To kick off debate about the books currently doing the rounds of the literary sphere, Words on Paper has chosen the most recent offering of one of our contributors; Xavier Alcalá’s “Verde oliva”. Just pick up the Galician original (published by Galaxia) and you will begin to understand the reasoning behind its colourful title. Leaf through the Spanish language version (published by Nowtilus) and you will know for sure. It’s a novel based on the autobiography of a secret agent, working for the Cuban revolution against the tyrant Batista.

The story is so close to what actually happened that the critic Ernesto Sánchez Pombo went so far as to call it a “report”, a description happily accepted by the author.
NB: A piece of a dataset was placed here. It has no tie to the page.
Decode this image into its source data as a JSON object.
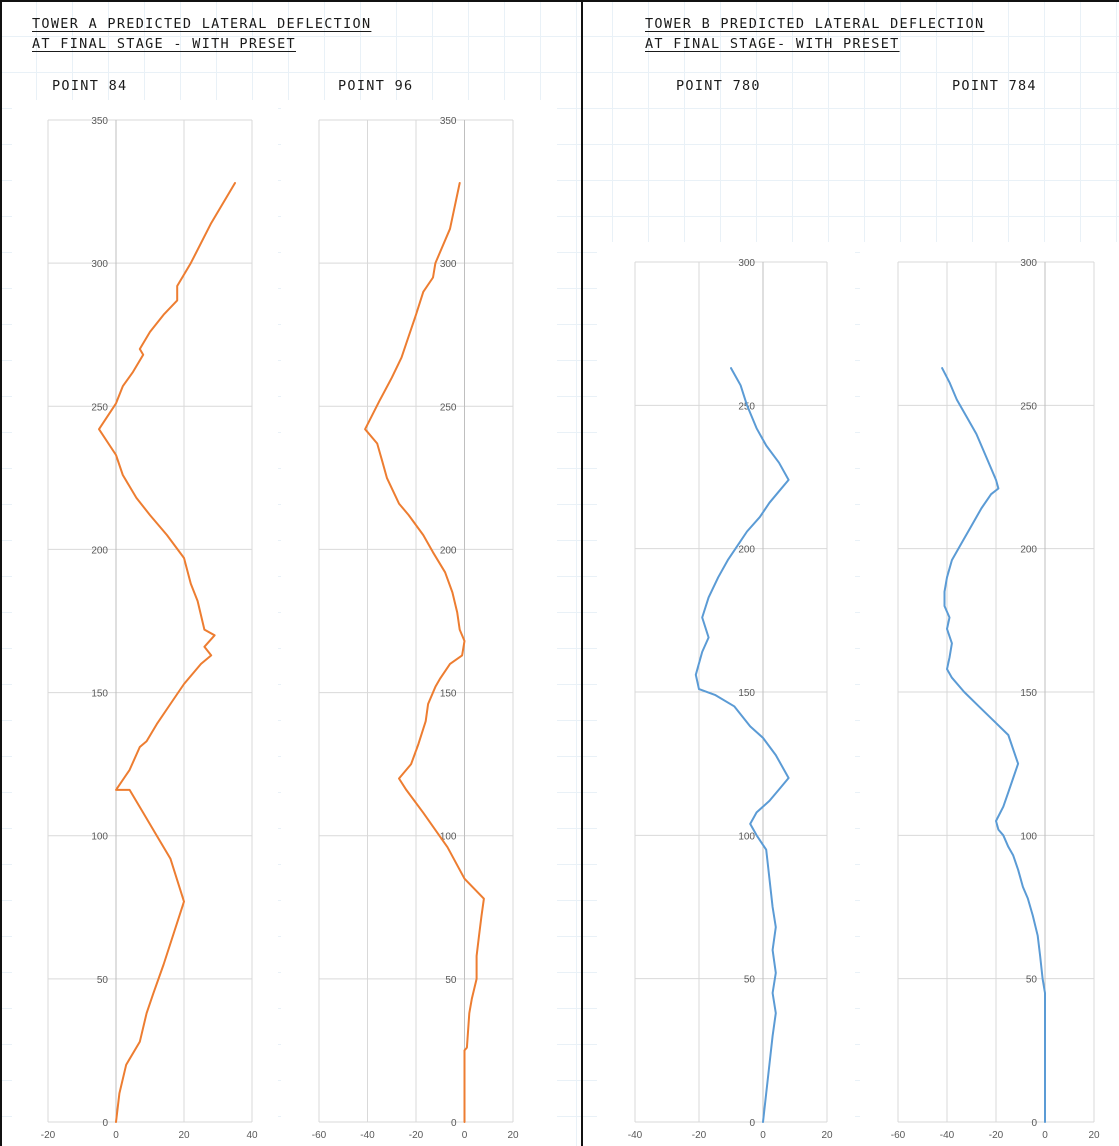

In the novel the colour of the olive – the fruit of the olive tree – is the colour of hope. Olive was the colour of the uniforms of the guerrillas who fought in the Sierra Maestra. When she is discovered by the regime’s police in Havana, the protagonist, Mariana, flees to the mountains in search of her comrades. She believes that only among them can she stay alive, in order to go on fighting. 

“Verde oliva” serves to show once again that authors of fiction often beat historians to the bounteous font of history. In this case, behind the nom de guerre Mariana stands Juana Maseda, a young Galician emigrant to Cuba, who attempted something which was impossible in Spain: bringing down a despot. 

Her gripping adventure reveals the Cuban revolution as a struggle that went beyond divisions of class, political party and race. Debate about the latter, race, seems unspeakable today but seventy years ago in Cuba it certainly was not. In addition, it exposes what was doctored, distorted and covered up by the regime: that the civil war was fought in urban areas. The battles in the countryside were only minor clashes. This surprising work, unorthodox and engrossing, works best if you allow yourself to be swept away, to be submerged in its world – Cuba in the fifties – a world as impassioned as the real place, exuberant and fervent; the land where the two ideologies which have since dominated the Americas went head to head.

“Verde oliva” is currently being translated into French and English. We hope to release these new versions soon.